Une fois n’est pas coutume, période de crise oblige, la Française des Jeux vient d’enregistrer une année record. Quel est le profil des 26 millions de Français qui ont tenté de devenir riche ?
26,3 millions. C’est le nombre ahurissant de joueurs recensés par la Française des Jeux pour l’année écoulée. Misant sur un nombre important de tickets à gratter, des chiffres fétiches, des chevaux de courses, des équipes de foot… la crise a épargné la société de distribution de jeux de hasard.
L’an passé, ce sont 10 euros en moyenne que les Français ont dépensé par semaine pour les grattages et les tirages. Soit une hausse de dépense de 70 centimes par rapport à 2014. Les retombées pour l’entreprise de jeu sont considérables : le chiffre d’affaire a augmenté de 5,4 % soit 13,7 milliards d’euros… Et ce sont 9 milliards d’euros qui sont tombés dans les poches des joueurs chanceux ! Pas étonnant qu’un tel engouement soit observé en temps de crise où le jeu devient un moyen de gagner de l’argent plus qu’un loisir. C’est que le sociologue Jean-Pierre Martignoni, spécialiste de ce domaine, appelle la « théorie de la pauvreté » : plus on est « pauvre », plus on joue.
QUEL EST LE PROFIL DES JOUEURS ?
En France, les jeux de la FDJ et du PMU concentrent 71 % de l’activité. Se positionnant ainsi très loin devant les casinos, 24 %, et les jeux en ligne, 5 %, hors ceux de la FDJ et du PMU. Mais le dada des français c’est de gratter. Tout y passe : les Cash, Millionnaire, Astro, BlackJack et compagnie rassemblent 46 % des ventes de la FDJ qui en a vendu plus de 2 milliards l’an dernier marquant ainsi une progression de 10 %. Les Français grattent en moyenne chaque semaine pour 6,5 € de tickets, contre 3,5 € pour les jeux de tirage (Loto, Euromillions, Keno, Joker+… 37 % des ventes de la FDJ) qui baissent, eux, de 2,7 %.
Dans notre pays où 75 % de la population a déjà joué au moins une fois dans sa vie au jeu de hasard, les chercheurs de l’Observatoire des Jeux, note que cette augmentation « concerne tous les milieux sociaux », est « générale et assez homogène », même si elle est « un peu plus importante parmi les femmes (+11%) et les personnes les plus jeunes et les plus âgées (+12,4% pour les 15-17 ans, +11,5% pour les 45-75 ans) ». Si les hommes âgés de 25 à 54 ans, actifs, sont les plus friands de jeux, l’ODJ note que ceux-ci sont des ouvriers ou des employés plus que des cadres ou des professions intellectuelles supérieures. « Les joueurs ont un niveau d’éducation un peu moins élevé que celui des non joueurs », conclut l’étude.
Concernant les types de jeux : 54,9 % des joueurs de jeux de grattage sont des femmes ; 26,5 % des parieurs sportifs sont des étudiants ; les chefs d’entreprise sont plus adeptes au jeux de casino.
GARE AUX ADDICTIONS !
« Une large majorité des personnes pratiquant des jeux d’argent et de hasard le font de manière occasionnelle (la moitié joue seulement une à quinze fois par an) », voilà ce que dit l’étude de l’ODJ mais attention, la pratique à risques est en progression.

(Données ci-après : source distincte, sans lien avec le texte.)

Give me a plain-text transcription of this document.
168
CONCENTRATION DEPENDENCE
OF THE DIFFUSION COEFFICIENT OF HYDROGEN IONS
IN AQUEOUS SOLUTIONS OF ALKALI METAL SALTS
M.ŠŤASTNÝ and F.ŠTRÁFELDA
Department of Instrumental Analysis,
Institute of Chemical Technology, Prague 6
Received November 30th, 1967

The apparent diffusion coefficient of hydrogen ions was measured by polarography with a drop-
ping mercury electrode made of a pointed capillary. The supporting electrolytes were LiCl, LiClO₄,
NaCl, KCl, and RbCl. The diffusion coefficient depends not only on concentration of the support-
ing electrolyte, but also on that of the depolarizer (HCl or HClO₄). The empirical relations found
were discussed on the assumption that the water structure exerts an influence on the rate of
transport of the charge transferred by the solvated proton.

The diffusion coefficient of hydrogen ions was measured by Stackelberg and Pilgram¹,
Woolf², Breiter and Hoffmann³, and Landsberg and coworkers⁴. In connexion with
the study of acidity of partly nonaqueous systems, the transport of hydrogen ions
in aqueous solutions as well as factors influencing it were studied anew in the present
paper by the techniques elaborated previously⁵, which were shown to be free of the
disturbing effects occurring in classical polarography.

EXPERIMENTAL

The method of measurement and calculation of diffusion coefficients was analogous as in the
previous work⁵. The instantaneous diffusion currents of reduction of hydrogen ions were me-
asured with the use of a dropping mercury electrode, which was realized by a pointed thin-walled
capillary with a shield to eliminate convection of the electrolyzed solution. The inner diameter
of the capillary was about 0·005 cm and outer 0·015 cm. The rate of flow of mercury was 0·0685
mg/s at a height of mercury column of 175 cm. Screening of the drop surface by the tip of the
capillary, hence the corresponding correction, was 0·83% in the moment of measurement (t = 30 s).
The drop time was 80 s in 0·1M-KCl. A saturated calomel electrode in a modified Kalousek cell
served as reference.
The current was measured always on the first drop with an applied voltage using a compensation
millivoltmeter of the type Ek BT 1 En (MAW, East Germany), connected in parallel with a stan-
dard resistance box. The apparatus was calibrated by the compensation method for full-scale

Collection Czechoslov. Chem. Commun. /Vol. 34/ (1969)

Le nombre de joueurs excessifs – environ 200 000 personnes – reste stable.
Pourtant, « des comportements à risques modérés, de ceux qui ne sont pas encore dans l’addiction, mais pourraient être le coeur de cible des campagnes de prévention, lui, a nettement augmenté par rapport à 2010, avec un million de personnes », analyse Jean-Michel Costes de l’ODJ. Celui-ci poursuit : « Dans le cas des joueurs problématiques, il s’agit plus souvent d’hommes, plus jeunes que l’ensemble des joueurs, de milieux sociaux plus modestes et moins diplômés ». Nouvelle inquiétude pour l’Observatoire : le jeu des mineurs, malgré l’interdiction par la loi. « Près d’un jeune sur trois joue à des jeux d’argent.
On voit bien que l’interdiction n’est pas effective », ajoute l’expert, avant de conclure : « c’est là qu’il faut renforcer le dispositif : pour que les joueurs problématiques modérés ne basculent pas dans l’addiction ». Pari à tenir.